Rupert and Declan were both tall and broad in the shoulder, but there the resemblance ended. Declan, with his heavily lined, broken-nosed, shaggy-haired splendour, was like a battle-scarred charger returning from the wars. Rupert was like a sleek capricious thoroughbred, rippling with muscle and breeding, about to win the Derby at a canter. Yet in their great fame and their intrinsic belief (despite Declan’s current self-doubts) that they were still the greatest in the world at what they did, they were the same, and therefore separate from the rest of the party. At that moment both James and Maud felt a bitter stab of envy, that Declan had been admitted so effortlessly to the same club to which Johnny Friedlander and Rupert belonged.
‘Welcome to Penscombe.’ Rupert kissed Maud on the cheek. ‘I’m sorry I wasn’t at home when you moved in, but I’ve been frantically busy.’
‘So we hear, Rupert,’ said Charles archly. ‘What’s this about fire engines and a burning bush?’
‘Fuck off, Fairburn,’ said Rupert, grinning.
‘Come on, don’t hold up the queue,’ said Monica, beckoning from behind a long white table. ‘You’re getting Coronation chicken again, I’m afraid.’
Maud stood in front of Declan and Rupert, gulping down her third glass of wine and feeling totally unnerved.
‘I know your house very well,’ Rupert told her. ‘I remember pursuing something that wasn’t a fox across your haha at one party. Ended up ripping the front of my trousers off on the barbed wire. How’s the garden?’
‘A groundsel estate, and the nettles are on the warpath,’ said Declan.
‘Better get those tackled professionally,’ said Rupert, ‘or you’ll never get rid of them. I’ve got a man who’ll do it for you.’
‘What about the wood?’ asked Declan.
‘Forestry commission’ll give you a grant for that. They’ll whip out all the dead stuff and plant you new young trees as a quid pro quo for the firewood.’
‘How wonderfully positive you are,’ murmured Maud. ‘Perhaps you can give me advice on re-decorating our bedroom?’
‘Re-decorating’s never been a priority of mine. Not in bedrooms,’ said Rupert.
‘Tuck in, Maud,’ said Monica impatiently. ‘And you haven’t met my brother-in-law, Bas. He’s dying to meet you.’
Bas was about five inches taller than Tony and decidedly attractive in a sleek, wicked, Latin way. He kissed Maud’s hand, then turned it over and buried his lips in her wrist.
‘Calêche,’ he murmured. ‘I adore it. Do you wear it all over?’
Maud laughed. ‘Are you local?’
‘Near enough as the helicopter flies. I can land on the palm of your hand. I’ve got a wine bar in Cotchester High Street,’ he went on. ‘Most of my evil brother’s staff gather there to plot against him. No doubt your famous husband will shortly join them. You must get him to bring you in one day.’

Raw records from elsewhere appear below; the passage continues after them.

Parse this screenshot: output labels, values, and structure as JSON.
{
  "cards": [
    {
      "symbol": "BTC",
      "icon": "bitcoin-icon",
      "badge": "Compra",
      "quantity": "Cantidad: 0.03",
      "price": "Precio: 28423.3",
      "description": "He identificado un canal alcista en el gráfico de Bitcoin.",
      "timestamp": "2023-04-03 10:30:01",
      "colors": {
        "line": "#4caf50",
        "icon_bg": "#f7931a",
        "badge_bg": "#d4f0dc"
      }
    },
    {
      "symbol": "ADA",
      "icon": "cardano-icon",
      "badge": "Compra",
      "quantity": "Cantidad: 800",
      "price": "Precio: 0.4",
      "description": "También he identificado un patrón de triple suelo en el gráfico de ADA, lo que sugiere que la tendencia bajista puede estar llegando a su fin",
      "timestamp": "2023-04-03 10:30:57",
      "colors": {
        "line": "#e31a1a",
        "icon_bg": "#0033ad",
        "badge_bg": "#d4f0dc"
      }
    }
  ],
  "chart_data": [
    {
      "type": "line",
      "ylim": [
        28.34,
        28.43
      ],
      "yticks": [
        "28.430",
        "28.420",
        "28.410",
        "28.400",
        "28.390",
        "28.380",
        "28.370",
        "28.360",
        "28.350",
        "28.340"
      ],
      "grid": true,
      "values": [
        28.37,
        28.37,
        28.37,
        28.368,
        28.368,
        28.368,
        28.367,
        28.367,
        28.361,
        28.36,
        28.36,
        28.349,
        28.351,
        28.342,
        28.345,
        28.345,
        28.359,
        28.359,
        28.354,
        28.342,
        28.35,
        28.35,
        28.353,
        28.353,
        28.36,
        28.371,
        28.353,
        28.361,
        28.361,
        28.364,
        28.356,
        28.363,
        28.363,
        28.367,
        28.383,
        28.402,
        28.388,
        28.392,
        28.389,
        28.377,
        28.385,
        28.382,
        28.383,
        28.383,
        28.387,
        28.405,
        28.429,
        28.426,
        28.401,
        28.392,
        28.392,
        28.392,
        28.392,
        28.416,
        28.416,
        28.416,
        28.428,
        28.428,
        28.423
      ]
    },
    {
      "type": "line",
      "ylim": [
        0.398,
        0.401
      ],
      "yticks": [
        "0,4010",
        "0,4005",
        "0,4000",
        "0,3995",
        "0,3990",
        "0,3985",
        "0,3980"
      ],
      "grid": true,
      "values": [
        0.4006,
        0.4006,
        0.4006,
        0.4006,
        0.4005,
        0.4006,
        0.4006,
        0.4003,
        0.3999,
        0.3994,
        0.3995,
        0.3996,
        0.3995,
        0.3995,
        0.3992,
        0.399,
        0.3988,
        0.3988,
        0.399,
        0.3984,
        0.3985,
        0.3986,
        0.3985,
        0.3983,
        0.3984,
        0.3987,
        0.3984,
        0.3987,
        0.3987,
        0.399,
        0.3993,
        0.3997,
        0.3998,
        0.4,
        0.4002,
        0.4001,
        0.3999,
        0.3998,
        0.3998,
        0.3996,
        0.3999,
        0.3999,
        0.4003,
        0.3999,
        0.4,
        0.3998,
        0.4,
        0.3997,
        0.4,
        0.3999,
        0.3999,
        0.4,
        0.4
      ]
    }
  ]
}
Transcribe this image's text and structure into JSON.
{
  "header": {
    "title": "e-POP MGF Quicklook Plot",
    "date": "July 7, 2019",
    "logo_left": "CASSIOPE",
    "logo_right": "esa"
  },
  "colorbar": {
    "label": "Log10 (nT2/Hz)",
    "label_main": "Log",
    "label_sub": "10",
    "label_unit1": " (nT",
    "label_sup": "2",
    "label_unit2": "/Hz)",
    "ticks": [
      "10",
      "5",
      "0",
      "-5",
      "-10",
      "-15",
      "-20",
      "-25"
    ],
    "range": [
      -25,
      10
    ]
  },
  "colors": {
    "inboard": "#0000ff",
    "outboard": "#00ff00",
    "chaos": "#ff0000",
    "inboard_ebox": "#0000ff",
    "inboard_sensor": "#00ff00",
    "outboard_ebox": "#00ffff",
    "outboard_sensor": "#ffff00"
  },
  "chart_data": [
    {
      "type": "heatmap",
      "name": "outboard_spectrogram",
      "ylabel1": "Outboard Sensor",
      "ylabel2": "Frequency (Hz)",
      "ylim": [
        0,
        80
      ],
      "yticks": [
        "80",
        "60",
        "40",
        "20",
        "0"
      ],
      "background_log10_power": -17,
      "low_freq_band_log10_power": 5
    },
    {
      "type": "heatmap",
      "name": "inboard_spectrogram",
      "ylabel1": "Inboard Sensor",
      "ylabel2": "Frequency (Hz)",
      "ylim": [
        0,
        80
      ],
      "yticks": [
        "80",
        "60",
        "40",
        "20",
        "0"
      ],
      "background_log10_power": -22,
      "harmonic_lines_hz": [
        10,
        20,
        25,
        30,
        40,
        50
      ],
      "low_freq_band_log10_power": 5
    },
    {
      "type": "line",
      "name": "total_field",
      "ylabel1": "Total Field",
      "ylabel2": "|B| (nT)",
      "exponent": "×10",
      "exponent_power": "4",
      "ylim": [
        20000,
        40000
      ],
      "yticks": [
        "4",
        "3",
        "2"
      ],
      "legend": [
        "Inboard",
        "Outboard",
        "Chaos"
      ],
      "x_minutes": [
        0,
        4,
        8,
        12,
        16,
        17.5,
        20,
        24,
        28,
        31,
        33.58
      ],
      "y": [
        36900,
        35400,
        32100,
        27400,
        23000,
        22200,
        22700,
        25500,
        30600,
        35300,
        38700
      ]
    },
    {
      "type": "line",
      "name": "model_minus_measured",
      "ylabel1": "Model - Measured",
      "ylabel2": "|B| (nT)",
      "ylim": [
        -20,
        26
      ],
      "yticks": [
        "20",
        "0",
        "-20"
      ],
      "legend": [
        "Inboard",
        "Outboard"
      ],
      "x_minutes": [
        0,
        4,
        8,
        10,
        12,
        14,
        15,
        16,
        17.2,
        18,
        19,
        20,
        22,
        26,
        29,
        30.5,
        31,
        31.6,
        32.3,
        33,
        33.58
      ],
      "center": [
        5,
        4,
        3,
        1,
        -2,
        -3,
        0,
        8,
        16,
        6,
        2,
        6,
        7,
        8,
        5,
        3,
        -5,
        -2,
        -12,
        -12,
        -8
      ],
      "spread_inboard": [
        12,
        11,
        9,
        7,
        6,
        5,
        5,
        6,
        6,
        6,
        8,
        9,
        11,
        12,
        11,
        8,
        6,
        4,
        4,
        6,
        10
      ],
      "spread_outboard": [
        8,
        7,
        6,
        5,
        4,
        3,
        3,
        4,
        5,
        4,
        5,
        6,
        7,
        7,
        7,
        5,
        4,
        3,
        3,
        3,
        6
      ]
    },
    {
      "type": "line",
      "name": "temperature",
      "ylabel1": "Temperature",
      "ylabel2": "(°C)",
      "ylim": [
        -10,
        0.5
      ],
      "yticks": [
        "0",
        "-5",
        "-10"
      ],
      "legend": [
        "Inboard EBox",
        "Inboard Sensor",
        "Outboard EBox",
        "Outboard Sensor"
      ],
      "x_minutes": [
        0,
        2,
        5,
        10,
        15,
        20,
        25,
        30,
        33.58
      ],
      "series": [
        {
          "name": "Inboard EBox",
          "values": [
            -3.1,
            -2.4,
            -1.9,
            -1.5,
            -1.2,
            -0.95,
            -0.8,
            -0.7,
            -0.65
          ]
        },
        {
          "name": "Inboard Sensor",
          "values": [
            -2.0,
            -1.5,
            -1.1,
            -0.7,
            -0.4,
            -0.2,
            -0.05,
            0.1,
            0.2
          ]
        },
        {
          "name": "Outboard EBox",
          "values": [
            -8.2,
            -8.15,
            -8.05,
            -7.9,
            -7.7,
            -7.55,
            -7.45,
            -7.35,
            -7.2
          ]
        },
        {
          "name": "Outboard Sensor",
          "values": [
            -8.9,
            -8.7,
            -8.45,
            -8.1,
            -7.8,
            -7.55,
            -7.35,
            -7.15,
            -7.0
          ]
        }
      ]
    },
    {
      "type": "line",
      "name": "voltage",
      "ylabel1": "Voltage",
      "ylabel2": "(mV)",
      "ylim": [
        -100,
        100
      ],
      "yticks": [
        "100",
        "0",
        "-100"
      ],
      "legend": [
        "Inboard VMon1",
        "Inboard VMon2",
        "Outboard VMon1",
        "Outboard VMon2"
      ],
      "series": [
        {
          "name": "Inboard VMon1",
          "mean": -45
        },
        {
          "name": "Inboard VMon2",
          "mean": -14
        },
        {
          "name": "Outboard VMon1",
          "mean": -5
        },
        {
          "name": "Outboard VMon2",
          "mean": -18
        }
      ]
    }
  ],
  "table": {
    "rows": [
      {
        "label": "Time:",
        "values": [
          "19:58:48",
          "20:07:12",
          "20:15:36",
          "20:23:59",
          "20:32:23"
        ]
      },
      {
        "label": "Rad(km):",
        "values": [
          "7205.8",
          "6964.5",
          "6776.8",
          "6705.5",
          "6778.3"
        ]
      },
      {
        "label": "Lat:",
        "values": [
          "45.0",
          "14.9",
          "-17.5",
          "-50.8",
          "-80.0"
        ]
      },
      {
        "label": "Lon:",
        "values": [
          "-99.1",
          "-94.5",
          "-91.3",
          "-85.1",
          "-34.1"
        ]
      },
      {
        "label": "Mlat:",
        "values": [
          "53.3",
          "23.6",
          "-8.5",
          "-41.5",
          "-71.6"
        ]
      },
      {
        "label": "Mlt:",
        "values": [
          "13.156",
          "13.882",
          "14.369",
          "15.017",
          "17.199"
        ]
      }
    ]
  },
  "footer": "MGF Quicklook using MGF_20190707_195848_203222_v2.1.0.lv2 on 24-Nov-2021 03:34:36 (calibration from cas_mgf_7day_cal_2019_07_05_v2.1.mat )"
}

‘Don’t be silly, Bas,’ said Monica briskly. ‘You haven’t met Paul Stratton, Maud, our MP for Cotchester, nor his wife Sarah.’
She looks more like his daughter, thought Maud. With his anxious, lined, somewhat petulant face, and his brushed-forward blue-grey hair, Paul looked like one of those once-famous television personalities who eke out a middle-aged existence advising housewives to buy soap powder in television commercials.
Even Maud, who had a dismissive attitude to the charms of her own sex, had to admit that the wife was ravishing.
‘Ah, the newly-weds,’ said Bas, kissing Sarah on the mouth. ‘When are you going to start being unfaithful to Paul? We’re in Beaufort country here, you know, high fences and low morals.’

Basil
,’ snapped Monica. ‘Do stop holding up the queue. And you haven’t met Freddie Jones, our electronic whizz kid have you, Maud?’